Some good info here:
http://www.lightningsafety.noaa.gov/outdoors.htm

Also, don't accidentally run your firesteel through the wash.
 
Lightening is one of the only two things in the entire universe that scares me. My wife is the other thing. The two have a lot in common.

We were hiking once a few years back in the mountains north of Rocky Mt. Nat'l Park. We were up above the tree line, with lightly loaded internal frame packs and aluminum hiking poles.

We were really enjoying the sights, but noticed a very fast moving bank of clouds coming in across the valley below us.

We kept an eye on it, and realized it was going to come right over us. There was a great deal of lightening, and as fast as it was moving, we knew there was going to be a lot of wind, too.

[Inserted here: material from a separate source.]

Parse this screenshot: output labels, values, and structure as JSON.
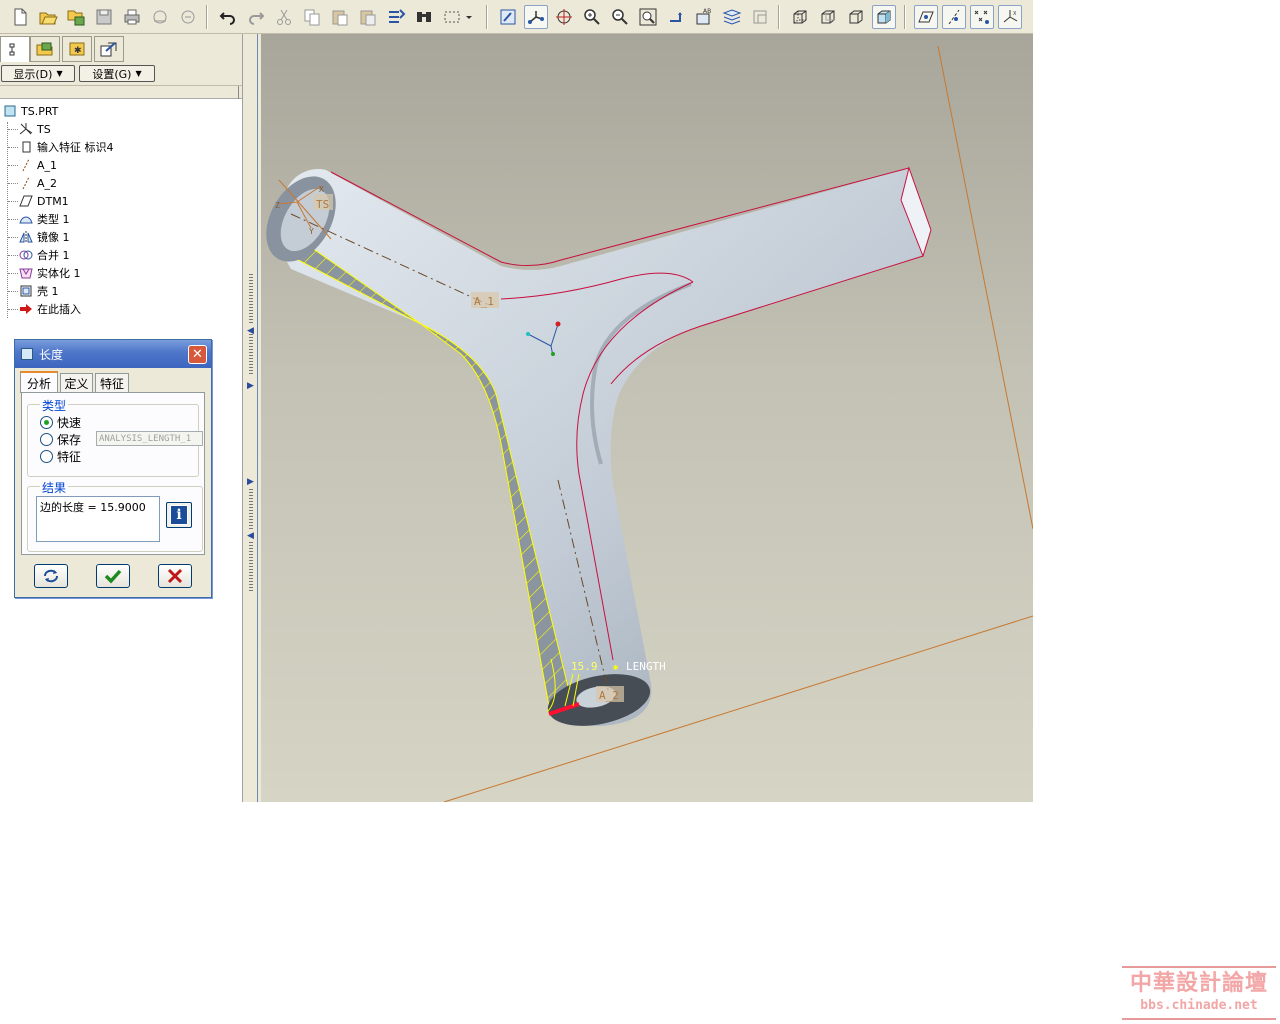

We ran down the mountain to get away from the summit. Then we stripped off our packs and put them with our poles under a large boulder. We then ran on down the slope about 300 yards until we found a depression between two large boulders. We dropped down into the depression, put out backs to the rock, and covered ourselves with the rain ponchos we had with us.

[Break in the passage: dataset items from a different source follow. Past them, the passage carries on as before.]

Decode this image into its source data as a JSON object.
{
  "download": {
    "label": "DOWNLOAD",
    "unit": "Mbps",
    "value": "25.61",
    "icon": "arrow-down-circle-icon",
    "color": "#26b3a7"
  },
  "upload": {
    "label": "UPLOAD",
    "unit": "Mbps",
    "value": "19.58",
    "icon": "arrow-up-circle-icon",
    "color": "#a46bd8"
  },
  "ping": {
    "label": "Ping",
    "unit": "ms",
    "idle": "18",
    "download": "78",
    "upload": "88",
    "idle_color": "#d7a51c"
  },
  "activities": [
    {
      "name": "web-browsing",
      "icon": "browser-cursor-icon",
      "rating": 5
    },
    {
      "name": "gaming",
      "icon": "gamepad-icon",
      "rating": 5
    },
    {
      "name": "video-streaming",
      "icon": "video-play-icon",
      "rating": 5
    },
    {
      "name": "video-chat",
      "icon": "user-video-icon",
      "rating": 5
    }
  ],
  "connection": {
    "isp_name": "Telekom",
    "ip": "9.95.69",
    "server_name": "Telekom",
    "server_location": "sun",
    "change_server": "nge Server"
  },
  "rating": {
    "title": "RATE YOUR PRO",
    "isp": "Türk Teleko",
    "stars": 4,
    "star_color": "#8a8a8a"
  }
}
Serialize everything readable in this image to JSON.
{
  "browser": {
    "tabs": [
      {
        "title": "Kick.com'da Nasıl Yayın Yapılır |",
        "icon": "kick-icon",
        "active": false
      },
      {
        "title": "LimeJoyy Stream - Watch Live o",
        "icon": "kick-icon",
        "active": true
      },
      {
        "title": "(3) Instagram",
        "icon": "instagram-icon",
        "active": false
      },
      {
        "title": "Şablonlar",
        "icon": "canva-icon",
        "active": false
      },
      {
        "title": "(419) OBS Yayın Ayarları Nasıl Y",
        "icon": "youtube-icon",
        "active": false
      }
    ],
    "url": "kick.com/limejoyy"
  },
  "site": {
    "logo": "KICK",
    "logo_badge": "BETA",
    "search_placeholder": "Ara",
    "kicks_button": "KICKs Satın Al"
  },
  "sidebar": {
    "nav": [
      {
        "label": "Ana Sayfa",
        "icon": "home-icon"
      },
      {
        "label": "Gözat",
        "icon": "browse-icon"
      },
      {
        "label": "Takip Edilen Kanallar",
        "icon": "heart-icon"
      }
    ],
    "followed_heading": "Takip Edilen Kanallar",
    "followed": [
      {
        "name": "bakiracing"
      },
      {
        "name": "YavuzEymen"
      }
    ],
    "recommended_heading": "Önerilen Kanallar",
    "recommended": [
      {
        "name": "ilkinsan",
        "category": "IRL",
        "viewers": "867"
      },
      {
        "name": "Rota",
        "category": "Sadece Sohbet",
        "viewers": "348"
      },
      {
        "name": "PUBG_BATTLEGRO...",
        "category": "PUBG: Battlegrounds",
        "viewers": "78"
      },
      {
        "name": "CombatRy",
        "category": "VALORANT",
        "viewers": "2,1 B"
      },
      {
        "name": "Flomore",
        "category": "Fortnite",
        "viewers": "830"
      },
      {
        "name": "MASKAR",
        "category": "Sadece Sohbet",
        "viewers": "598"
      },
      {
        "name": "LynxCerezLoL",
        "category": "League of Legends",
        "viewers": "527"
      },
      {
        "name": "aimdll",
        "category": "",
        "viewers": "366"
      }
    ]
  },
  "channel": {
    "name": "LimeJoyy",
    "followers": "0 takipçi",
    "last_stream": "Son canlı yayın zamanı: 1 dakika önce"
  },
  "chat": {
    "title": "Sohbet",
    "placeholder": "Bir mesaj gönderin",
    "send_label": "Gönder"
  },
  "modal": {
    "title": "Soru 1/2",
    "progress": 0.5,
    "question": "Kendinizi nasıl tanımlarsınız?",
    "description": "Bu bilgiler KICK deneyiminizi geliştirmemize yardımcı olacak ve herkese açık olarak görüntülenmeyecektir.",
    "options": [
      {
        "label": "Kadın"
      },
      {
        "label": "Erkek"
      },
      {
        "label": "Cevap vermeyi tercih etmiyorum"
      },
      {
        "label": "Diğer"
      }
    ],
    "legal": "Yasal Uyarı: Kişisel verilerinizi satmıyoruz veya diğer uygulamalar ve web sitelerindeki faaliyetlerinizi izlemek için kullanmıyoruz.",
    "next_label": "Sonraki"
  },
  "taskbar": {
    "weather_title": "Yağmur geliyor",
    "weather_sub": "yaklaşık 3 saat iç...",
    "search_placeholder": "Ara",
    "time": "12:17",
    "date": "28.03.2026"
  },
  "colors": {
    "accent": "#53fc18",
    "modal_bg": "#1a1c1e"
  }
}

The lightening was unreal. Like you said, there was no space between strike and thunder, and the ozone was thick. It passed us by, luckily, but I don't dick around with that stuff.

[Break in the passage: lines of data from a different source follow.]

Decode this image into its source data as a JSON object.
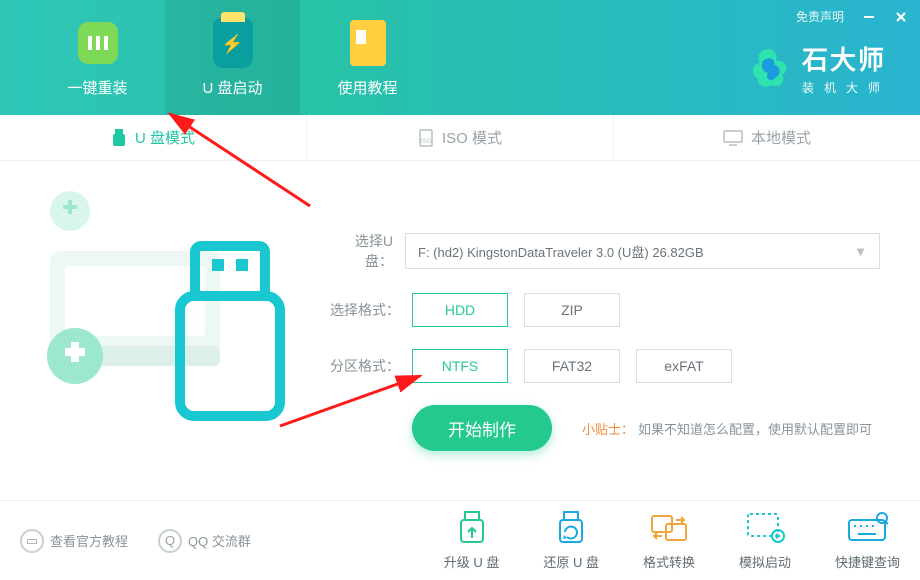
{
  "titlebar": {
    "disclaimer": "免责声明",
    "logo_big": "石大师",
    "logo_small": "装机大师"
  },
  "top_tabs": [
    {
      "label": "一键重装"
    },
    {
      "label": "U 盘启动"
    },
    {
      "label": "使用教程"
    }
  ],
  "sub_tabs": [
    {
      "label": "U 盘模式"
    },
    {
      "label": "ISO 模式"
    },
    {
      "label": "本地模式"
    }
  ],
  "form": {
    "select_label": "选择U盘：",
    "select_value": "F: (hd2) KingstonDataTraveler 3.0 (U盘) 26.82GB",
    "format_label": "选择格式：",
    "format_options": [
      "HDD",
      "ZIP"
    ],
    "format_selected": "HDD",
    "partition_label": "分区格式：",
    "partition_options": [
      "NTFS",
      "FAT32",
      "exFAT"
    ],
    "partition_selected": "NTFS",
    "primary_button": "开始制作",
    "tip_label": "小贴士：",
    "tip_text": "如果不知道怎么配置，使用默认配置即可"
  },
  "footer": {
    "left_links": [
      "查看官方教程",
      "QQ 交流群"
    ],
    "tools": [
      "升级 U 盘",
      "还原 U 盘",
      "格式转换",
      "模拟启动",
      "快捷键查询"
    ]
  }
}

I grew up in flatland KS. Every farmer with half a brain knows you don't stay in the field when a lightening storm comes your way!

Andy
 
Good to see you here. Lightning is so terrible.
But if my safety is certain, I think few things are more beautiful than lighting.
 
In my link, above, I tell a personal lightning story. While bad, it's not as bad as some others' I've read here, that's for sure.

One story that's unrelated to the "safety" side of it... I was reminded of it just now by Fujita Yuji's comment about the beauty of it.

I was in a plane...probably around Summer of 2000...flying from Washington DC to Chicago late at night. Storms were freakishly bad all over the Eastern half of the US, and my 4:00pm flight finally departed around 9:30pm. Honestly, I'm not even sure how we caught a gap in the thunderstorms long enough to take off but we did.

I was treated to a lightning show like nothing I'd ever seen on earth.

Looking down into the tops of the clouds at 40,000 ft was amazing: just to see the cloud tops light up like yellow-pink-orange mushroom clouds.

Here's a daytime picture I found that's close to what I saw.

20021110_lightning.jpg


At one point--I figure it might have been over Ohio--I looked straight down into this swirling mass of fire. A prolonged lightning discharge went from cloud to cloud to cloud, and lit up this slowly rotating whirlpool of clouds like a fiery mass of hell.

There's no picture out there anything like that mess.

Beautiful? Yeah, maybe, but it scared the piss out of me looking into that yawning chasm of fire. In about two seconds, it was over and pitch black took over, punctuated by a few distant blossoms of lightning here and there.

That said, it was an amazingly smooth flight! Barely any turbulence, despite the chaotically unstable air masses below us.